Allow non-Administrator to view and terminate processes for all users

In Windows 2003 Enterprise Server, is there a user right or group policy
setting (or other means) to allow someone to view and end processes from any
(all) users (e.g. in Task Manager - "Show processes from all users") without
making that someone's user account a member of the Administrators group?

Interesting question... That might be a matter of changing one of the user
rights in the local security policy. Which one? I'd say "Increase scheduling
priority" or "debug programs".

Any user in hold of Debug permission (SeDebug Privilege) can easily become
an owner (Administrator) on that PC... User with debug permission can run
tools such as lsadump, pwdump etc...

I tried granting a user both the "increase scheduling priority" and "debug
programs" "right" under Security Settings, Local Policies, User Rights
Assignment (in Computer Configuration) via GPO to a specific domain user,
but that user still could not add a check mark to the "Show processes from
all users" check box in Task Manager.

I verified using gpresult /v that the settings in the GPO had been applied
to the computer.

Any other ideas come to mind?

It may well be that there is no specific right or permission that grants
this - this ability may be built-in to the Administrators group inherent
rights (unfortunately!) but it would be nice to know definitively.

We need to factor apart what you appear after.
One is to use task manager to view all processes. This appears to be
something hardcoded into task manager as allowed only to admins.
However, if you are willing to use other tools, for example fromt the
PStools suite from www.sysinternals.com (now part of Microsoft)
then you will find that they do not have this restirction.
You also seemed to what to grant the ability for a non-admin account
to access/kill arbitrary processes. I do not believe that there is a
specific user right for that tightly defined purpose. I would also try
debug priv, possibly with load/unload drivers, and if those are not
sufficient then act as part of OS. Any one of these is an unsafe grant
that would allow the account with them to elevate they privs to full
admin, to destabalize the OS, to install code of choice, etc..

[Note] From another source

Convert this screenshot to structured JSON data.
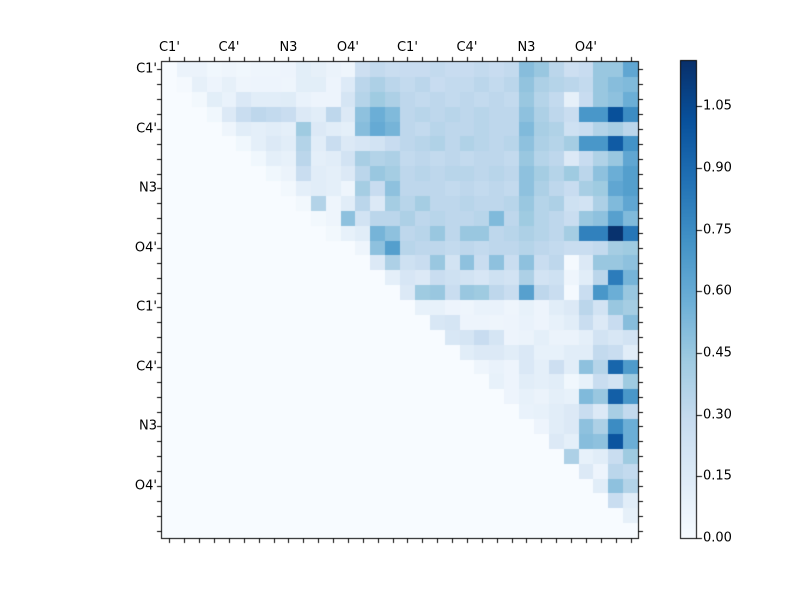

Perhaps an explanation might help. We have a line of business application
that is a classic client server implementation. We are running the client
under Terminal Services with Citrix XPe. It uses an Oracle database that is
on a completely seperate system (Sun Solaris actually).

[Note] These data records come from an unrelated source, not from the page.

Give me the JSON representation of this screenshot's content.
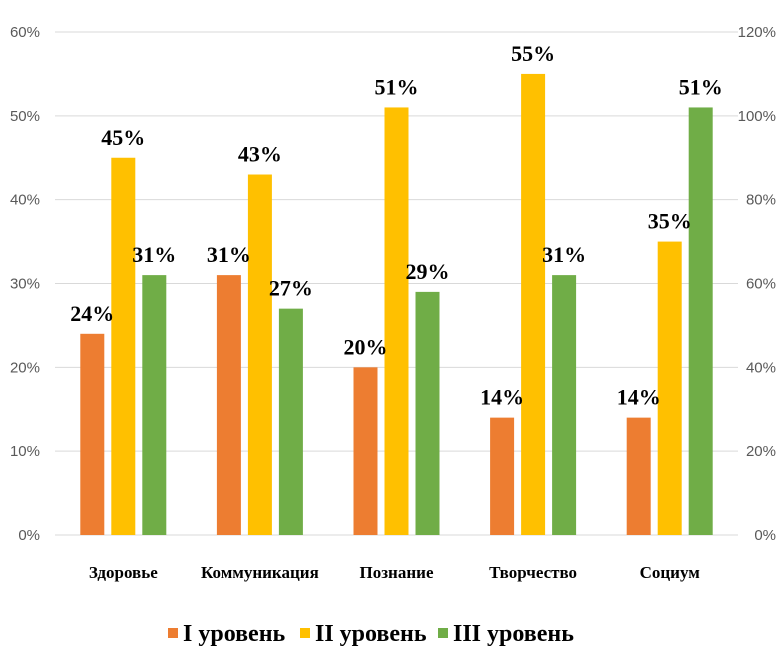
{
  "chart_data": {
    "type": "bar",
    "categories": [
      "Здоровье",
      "Коммуникация",
      "Познание",
      "Творчество",
      "Социум"
    ],
    "series": [
      {
        "name": "I уровень",
        "values": [
          24,
          31,
          20,
          14,
          14
        ],
        "color": "#ED7D31"
      },
      {
        "name": "II уровень",
        "values": [
          45,
          43,
          51,
          55,
          35
        ],
        "color": "#FFC000"
      },
      {
        "name": "III уровень",
        "values": [
          31,
          27,
          29,
          31,
          51
        ],
        "color": "#70AD47"
      }
    ],
    "data_labels": [
      [
        "24%",
        "31%",
        "20%",
        "14%",
        "14%"
      ],
      [
        "45%",
        "43%",
        "51%",
        "55%",
        "35%"
      ],
      [
        "31%",
        "27%",
        "29%",
        "31%",
        "51%"
      ]
    ],
    "ylim": [
      0,
      60
    ],
    "y_ticks": [
      "0%",
      "10%",
      "20%",
      "30%",
      "40%",
      "50%",
      "60%"
    ],
    "ylim_right": [
      0,
      120
    ],
    "y_ticks_right": [
      "0%",
      "20%",
      "40%",
      "60%",
      "80%",
      "100%",
      "120%"
    ],
    "grid": true,
    "legend_position": "bottom"
  }
}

For an unknown reason, the client application randomly goes into a very
tight CPU loop - no page faults, no I/O, no database interaction, no network
activity. There are between 400 and 500 users spread over 24 servers (the
application is a real memory hog and also can be quite CPU intensive when
operating normally). The client application is a win32 executable - a
classic desktop type application - no web browser/server involved. It is
not unusual for a single user to have multiple instances of the client
running - each process manages one window. At any given point in time,
there are sometimes as many as 100 instances of the client application
running on each server. When one of the client application instances
(.exe - process) gets into this loop situation, it completely hogs one of
the two CPUs on that server, which impacts the performance for all users on
that server. Some days this doesn't happen at all; on other days we see
five or six intances. Unfortunately, most of our users are in the habit of
merely ignoring the "hung" window and starting another instance of the
client application - which works correctly and allows them to proceed with
their work. Sometimes, the user will "Close" the window, believing that
this has "solved the problem", but this unfortunately does not cause the
associated process to terminate.

We're working with the application vendor to find out what triggers this
problem and get it fixed, but the problem is quite random and is proving
hard for the vendor to diagnose. This is a major "system" for our agency
and switching to another vendor would be a multi-year, very expensive
process - its not going to happen!

So, in the mean time, we're faced with these runaway processes on the
Terminal Servers. We monitor the %CPU on all the servers and can see when
this problem is happening on a particular server becuase the %CPU is then
consistently high for a long time. We've decided that a couple of the staff
in our Help Desk are knowledgeable and trusted enough to be able to
identify, track down and terminate the "bad" processes. So I'm looking for
a way to allow these few users to view and terminate processes from any user
without being an administrator. We appreciate that such a
right/privilege/permission could be used to terminate any process, including
vital system processes, but judge that risk slight and acceptable given the
particular people that would be granted that right and the alternative of
suffering degraded performance. If there really isn't a way without them
being administrators, then we'll just live with that.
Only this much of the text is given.